The next time he blinked he thought about Lauren’s light touch to his jaw. He thought about her studying him, the way she’d captured the sadness in Wolf’s eyes in her drawing.
A pers
on so finely attuned to others could never press a gun into someone’s head and pull the trigger.
“Sir?” Rachette asked, opening the door and letting the cold in. “You ready?”
Wolf stepped out the door and into the whipping wind and snow.
Chapter 22
Matthew Bristol leaned back in the unfamiliar office chair and stared at a red dot on his laptop screen. It was blinking in a parking lot in Frisco, Colorado, next to an apartment complex and hotel.
He rubbed his eyes. He envied the cocaine addict in times like these, because he could’ve used a pick-me-up right about now.

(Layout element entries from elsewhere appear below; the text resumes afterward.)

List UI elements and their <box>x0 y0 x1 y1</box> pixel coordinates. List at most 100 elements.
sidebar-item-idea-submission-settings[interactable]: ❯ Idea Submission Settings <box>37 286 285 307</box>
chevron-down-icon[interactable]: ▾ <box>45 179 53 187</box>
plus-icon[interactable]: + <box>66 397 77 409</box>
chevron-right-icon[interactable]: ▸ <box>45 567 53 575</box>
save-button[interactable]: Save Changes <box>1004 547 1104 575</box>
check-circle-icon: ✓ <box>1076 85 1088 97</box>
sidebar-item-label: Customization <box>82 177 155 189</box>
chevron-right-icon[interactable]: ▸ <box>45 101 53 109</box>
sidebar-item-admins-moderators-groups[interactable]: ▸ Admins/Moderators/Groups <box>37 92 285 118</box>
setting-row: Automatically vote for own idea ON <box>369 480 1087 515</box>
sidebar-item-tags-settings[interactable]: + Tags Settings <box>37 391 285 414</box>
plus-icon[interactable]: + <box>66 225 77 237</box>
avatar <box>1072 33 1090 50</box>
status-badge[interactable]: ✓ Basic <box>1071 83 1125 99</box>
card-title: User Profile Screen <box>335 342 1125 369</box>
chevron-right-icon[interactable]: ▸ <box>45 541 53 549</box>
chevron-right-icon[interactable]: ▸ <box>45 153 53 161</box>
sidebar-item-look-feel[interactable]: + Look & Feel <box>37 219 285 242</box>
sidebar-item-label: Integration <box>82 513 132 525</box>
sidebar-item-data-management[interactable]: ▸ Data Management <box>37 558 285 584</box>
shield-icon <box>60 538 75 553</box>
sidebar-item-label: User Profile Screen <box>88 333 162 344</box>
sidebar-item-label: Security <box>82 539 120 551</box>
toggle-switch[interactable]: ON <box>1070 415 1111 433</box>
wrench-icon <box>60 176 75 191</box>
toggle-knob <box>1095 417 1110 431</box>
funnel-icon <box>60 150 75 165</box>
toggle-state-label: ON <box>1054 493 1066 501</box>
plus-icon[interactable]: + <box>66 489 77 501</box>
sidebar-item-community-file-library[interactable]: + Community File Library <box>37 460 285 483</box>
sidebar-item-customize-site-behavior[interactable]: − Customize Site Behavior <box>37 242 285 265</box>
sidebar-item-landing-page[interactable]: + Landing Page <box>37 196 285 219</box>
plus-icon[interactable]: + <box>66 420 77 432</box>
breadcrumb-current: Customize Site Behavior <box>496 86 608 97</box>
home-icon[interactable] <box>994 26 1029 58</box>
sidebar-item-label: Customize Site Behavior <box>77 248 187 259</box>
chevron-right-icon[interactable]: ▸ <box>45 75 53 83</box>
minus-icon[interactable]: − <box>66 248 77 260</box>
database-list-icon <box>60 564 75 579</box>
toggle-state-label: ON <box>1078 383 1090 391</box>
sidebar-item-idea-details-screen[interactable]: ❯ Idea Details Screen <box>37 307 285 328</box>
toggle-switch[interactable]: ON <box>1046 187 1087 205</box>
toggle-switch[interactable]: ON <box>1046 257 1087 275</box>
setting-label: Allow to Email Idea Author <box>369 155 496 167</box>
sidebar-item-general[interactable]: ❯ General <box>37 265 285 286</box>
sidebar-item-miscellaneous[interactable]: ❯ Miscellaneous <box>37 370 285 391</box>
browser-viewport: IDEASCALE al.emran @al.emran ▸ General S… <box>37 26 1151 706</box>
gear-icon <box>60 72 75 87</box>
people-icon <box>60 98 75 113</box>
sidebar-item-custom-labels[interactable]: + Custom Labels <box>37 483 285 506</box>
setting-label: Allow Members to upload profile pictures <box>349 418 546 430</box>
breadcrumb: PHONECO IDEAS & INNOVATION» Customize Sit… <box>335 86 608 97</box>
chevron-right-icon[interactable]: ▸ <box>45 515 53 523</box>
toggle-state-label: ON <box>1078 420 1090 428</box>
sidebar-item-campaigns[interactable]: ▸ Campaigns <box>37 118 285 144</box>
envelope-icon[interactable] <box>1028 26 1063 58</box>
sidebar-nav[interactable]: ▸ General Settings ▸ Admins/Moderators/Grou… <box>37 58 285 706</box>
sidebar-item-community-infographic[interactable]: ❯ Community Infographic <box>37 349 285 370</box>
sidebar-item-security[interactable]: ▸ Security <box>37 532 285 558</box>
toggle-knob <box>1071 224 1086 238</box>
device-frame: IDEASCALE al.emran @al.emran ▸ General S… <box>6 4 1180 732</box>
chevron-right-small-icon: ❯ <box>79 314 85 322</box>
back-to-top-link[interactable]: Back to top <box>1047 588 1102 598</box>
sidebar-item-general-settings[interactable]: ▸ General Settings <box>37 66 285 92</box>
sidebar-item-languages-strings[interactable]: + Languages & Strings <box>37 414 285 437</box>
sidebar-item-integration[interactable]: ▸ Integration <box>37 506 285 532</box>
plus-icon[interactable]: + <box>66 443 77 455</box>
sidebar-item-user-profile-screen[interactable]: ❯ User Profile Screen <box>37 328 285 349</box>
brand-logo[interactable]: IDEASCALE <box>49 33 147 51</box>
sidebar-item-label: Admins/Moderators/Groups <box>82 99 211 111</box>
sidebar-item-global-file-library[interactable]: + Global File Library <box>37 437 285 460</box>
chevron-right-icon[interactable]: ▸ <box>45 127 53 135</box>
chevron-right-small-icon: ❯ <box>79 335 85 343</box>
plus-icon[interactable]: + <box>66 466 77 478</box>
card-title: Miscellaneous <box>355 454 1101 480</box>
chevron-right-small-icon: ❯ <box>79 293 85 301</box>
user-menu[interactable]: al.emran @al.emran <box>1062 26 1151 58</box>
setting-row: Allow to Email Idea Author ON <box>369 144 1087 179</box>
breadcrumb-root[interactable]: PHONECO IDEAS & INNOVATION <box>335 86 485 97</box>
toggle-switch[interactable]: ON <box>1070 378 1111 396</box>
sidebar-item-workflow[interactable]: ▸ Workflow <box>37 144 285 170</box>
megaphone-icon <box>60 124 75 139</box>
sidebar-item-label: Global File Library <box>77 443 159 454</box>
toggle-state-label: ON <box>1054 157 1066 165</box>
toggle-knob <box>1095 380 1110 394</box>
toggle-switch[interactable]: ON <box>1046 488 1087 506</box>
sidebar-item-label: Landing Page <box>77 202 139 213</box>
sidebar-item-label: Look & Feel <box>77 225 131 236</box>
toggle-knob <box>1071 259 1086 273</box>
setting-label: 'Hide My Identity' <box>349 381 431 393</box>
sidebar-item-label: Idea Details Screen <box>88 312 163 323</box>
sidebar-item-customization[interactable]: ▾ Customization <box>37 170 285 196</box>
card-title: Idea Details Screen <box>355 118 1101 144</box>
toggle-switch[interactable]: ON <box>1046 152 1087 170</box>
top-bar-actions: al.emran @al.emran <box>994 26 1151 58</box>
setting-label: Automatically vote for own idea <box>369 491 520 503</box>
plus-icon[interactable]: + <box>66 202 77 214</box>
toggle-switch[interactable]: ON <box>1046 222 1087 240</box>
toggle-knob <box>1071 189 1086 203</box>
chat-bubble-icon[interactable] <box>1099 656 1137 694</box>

Nothing had gone to plan so far, but he’d learned long ago that nothing ever does. But he was still a planner. He’d come up with five different ways this whole thing could go wrong, and then he’d trusted in himself to deal with any obstacle as it came.
That’s where he was now—trusting in his dogged ability to get things done no matter the setback, thinking on the fly to avoid them.
Who would have known she’d be a gifted artist? He’d seen the sketches in her studio, the artwork on the wall, and he believed her when she said she could draw him any way she wanted.
He smiled, thinking about how he’d dealt with that particular obstacle. She was shitting herself now, thinking he was borderline suicidal. A lie that could not be further from the truth.
With a deep inhale, he closed his eyes and hoped the bluff had worked. If she did draw his face? Then the subterfuge, the misdirection, the careful preparation—it had all been for nothing.
As he exhaled, he saw his mother laughing over him, pointing her dirty finger down as he sprawled across the filthy carpet of their single-wide trailer, and he slapped himself on the cheek, hard enough to numb his skin, ejecting the weak-minded thoughts along with the memory.
There was a tiny ping and a window opened on his computer screen, indicating an incoming email.
He furrowed his brow at the subject line: Hello from your sister and her son.
Clicking on the email, the room twisted around him as the picture came up.
She was heavier than the last time he’d seen her, which was over a year ago up in Fort Collins. She lived only an hour’s drive from his downtown condo, but it might as well have been in Tibet for the few times they’d seen one another.